Io sono il male antico e senza volto,
signore degli inganni e gran fetente,
nefasto consigliere dello stolto
che alle lusinghe cede dell’orgoglio
ed al mio tristo avviso presta ascolto.
Io vado e vengo ovunque come voglio,
indosso d’un defunto l’apparenza
finché non si stropiccia, poi mi spoglio
e cambio il look secondo convenienza.
Da ciò che più temete nel profondo,
io prendo spunto con malvagia scienza
per piani di conquista di ‘sto mondo
così complessi, arditi ed avveduti
che qualche volta io stesso mi confondo.
Non posso certo dir che siano astuti
gli sgherri miei, benché determinati:
quelli son ciechi, questi sono muti
a parte quel ringhiar come invasati
(e poi son brutti peggio dell’Inferno
che a malincuore assai me li ha prestati).

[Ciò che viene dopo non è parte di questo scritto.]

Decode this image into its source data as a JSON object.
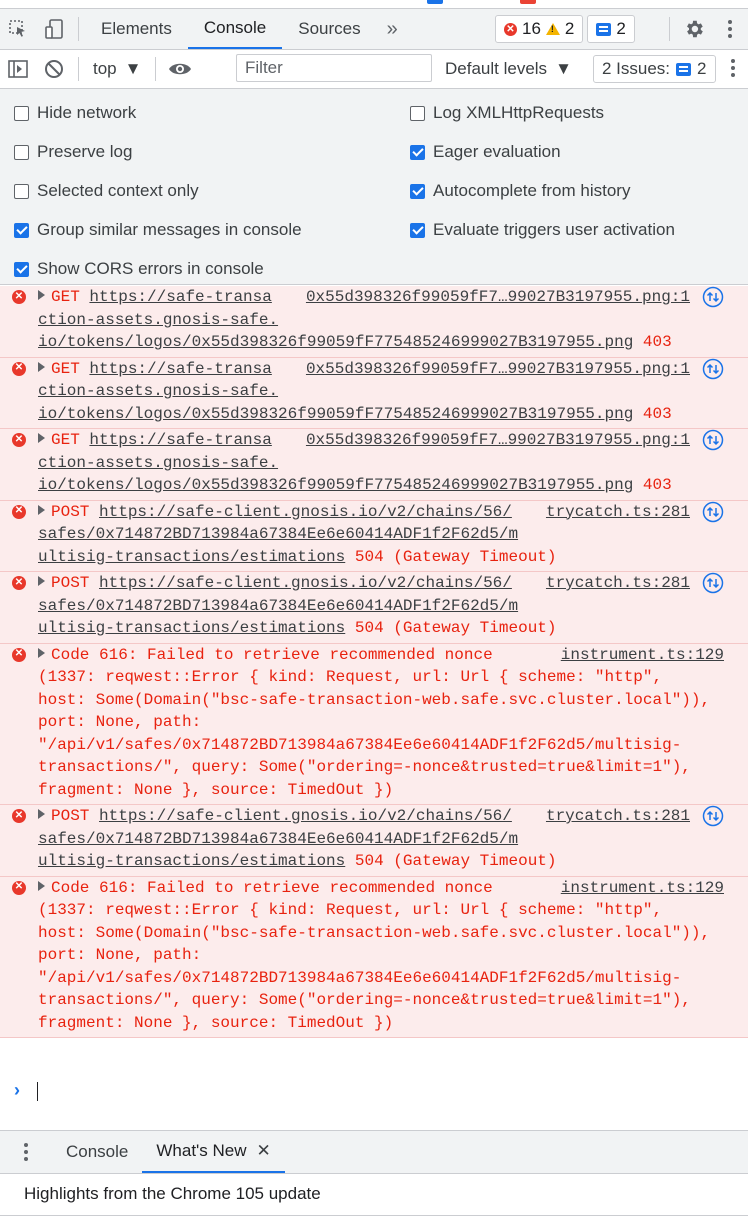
{
  "tabs": {
    "elements": "Elements",
    "console": "Console",
    "sources": "Sources",
    "more": "»"
  },
  "counts": {
    "errors": "16",
    "warnings": "2",
    "messages": "2"
  },
  "toolbar": {
    "context": "top",
    "filter_placeholder": "Filter",
    "levels": "Default levels",
    "issues_label": "2 Issues:",
    "issues_count": "2"
  },
  "settings": {
    "hide_network": {
      "label": "Hide network",
      "checked": false
    },
    "log_xhr": {
      "label": "Log XMLHttpRequests",
      "checked": false
    },
    "preserve_log": {
      "label": "Preserve log",
      "checked": false
    },
    "eager_eval": {
      "label": "Eager evaluation",
      "checked": true
    },
    "selected_context": {
      "label": "Selected context only",
      "checked": false
    },
    "autocomplete": {
      "label": "Autocomplete from history",
      "checked": true
    },
    "group_similar": {
      "label": "Group similar messages in console",
      "checked": true
    },
    "eval_triggers": {
      "label": "Evaluate triggers user activation",
      "checked": true
    },
    "show_cors": {
      "label": "Show CORS errors in console",
      "checked": true
    }
  },
  "messages": [
    {
      "method": "GET",
      "url1": "https://safe-transa",
      "src": "0x55d398326f99059fF7…99027B3197955.png:1",
      "l2": "ction-assets.gnosis-safe.",
      "l3": "io/tokens/logos/0x55d398326f99059fF775485246999027B3197955.png",
      "status": "403"
    },
    {
      "method": "GET",
      "url1": "https://safe-transa",
      "src": "0x55d398326f99059fF7…99027B3197955.png:1",
      "l2": "ction-assets.gnosis-safe.",
      "l3": "io/tokens/logos/0x55d398326f99059fF775485246999027B3197955.png",
      "status": "403"
    },
    {
      "method": "GET",
      "url1": "https://safe-transa",
      "src": "0x55d398326f99059fF7…99027B3197955.png:1",
      "l2": "ction-assets.gnosis-safe.",
      "l3": "io/tokens/logos/0x55d398326f99059fF775485246999027B3197955.png",
      "status": "403"
    },
    {
      "method": "POST",
      "url1": "https://safe-client.gnosis.io/v2/chains/56/",
      "src": "trycatch.ts:281",
      "l2": "safes/0x714872BD713984a67384Ee6e60414ADF1f2F62d5/m",
      "l3": "ultisig-transactions/estimations",
      "status": "504 (Gateway Timeout)"
    },
    {
      "method": "POST",
      "url1": "https://safe-client.gnosis.io/v2/chains/56/",
      "src": "trycatch.ts:281",
      "l2": "safes/0x714872BD713984a67384Ee6e60414ADF1f2F62d5/m",
      "l3": "ultisig-transactions/estimations",
      "status": "504 (Gateway Timeout)"
    },
    {
      "code": "Code 616: Failed to retrieve recommended nonce",
      "src": "instrument.ts:129",
      "lines": [
        "(1337: reqwest::Error { kind: Request, url: Url { scheme: \"http\",",
        "host: Some(Domain(\"bsc-safe-transaction-web.safe.svc.cluster.local\")),",
        "port: None, path:",
        "\"/api/v1/safes/0x714872BD713984a67384Ee6e60414ADF1f2F62d5/multisig-",
        "transactions/\", query: Some(\"ordering=-nonce&trusted=true&limit=1\"),",
        "fragment: None }, source: TimedOut })"
      ]
    },
    {
      "method": "POST",
      "url1": "https://safe-client.gnosis.io/v2/chains/56/",
      "src": "trycatch.ts:281",
      "l2": "safes/0x714872BD713984a67384Ee6e60414ADF1f2F62d5/m",
      "l3": "ultisig-transactions/estimations",
      "status": "504 (Gateway Timeout)"
    },
    {
      "code": "Code 616: Failed to retrieve recommended nonce",
      "src": "instrument.ts:129",
      "lines": [
        "(1337: reqwest::Error { kind: Request, url: Url { scheme: \"http\",",
        "host: Some(Domain(\"bsc-safe-transaction-web.safe.svc.cluster.local\")),",
        "port: None, path:",
        "\"/api/v1/safes/0x714872BD713984a67384Ee6e60414ADF1f2F62d5/multisig-",
        "transactions/\", query: Some(\"ordering=-nonce&trusted=true&limit=1\"),",
        "fragment: None }, source: TimedOut })"
      ]
    }
  ],
  "drawer": {
    "console": "Console",
    "whats_new": "What's New",
    "close": "✕",
    "highlights": "Highlights from the Chrome 105 update"
  },
  "icons": {
    "error": "error-circle-icon",
    "network": "network-request-icon"
  }
}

Resta, tra tutti quanti, il subalterno
a me più caro il prete col coltello,
malgrado il suo cianciar, che sembra eterno
di come sia peccato questo e quello,
con citazion di santi e di profeti
come pretesto usate del macello.
Ma vincerò perché son fiacchi e vieti
i mezzi che s’oppongon al mio volere.
Tra falci, spade, pali ed amuleti
l’assortimento par d’un rigattiere,
meglio che l’adeguato armamentario
a contrastar le mie feroci schiere.
Della vittoria s’apre lo scenario
nello scontro finale ormai vicino
e dell’annientamento sanguinario
di questo battaglione femminino
di ragazzine, illusi e rinnegati:
fallissi qui, sarei proprio un cretino.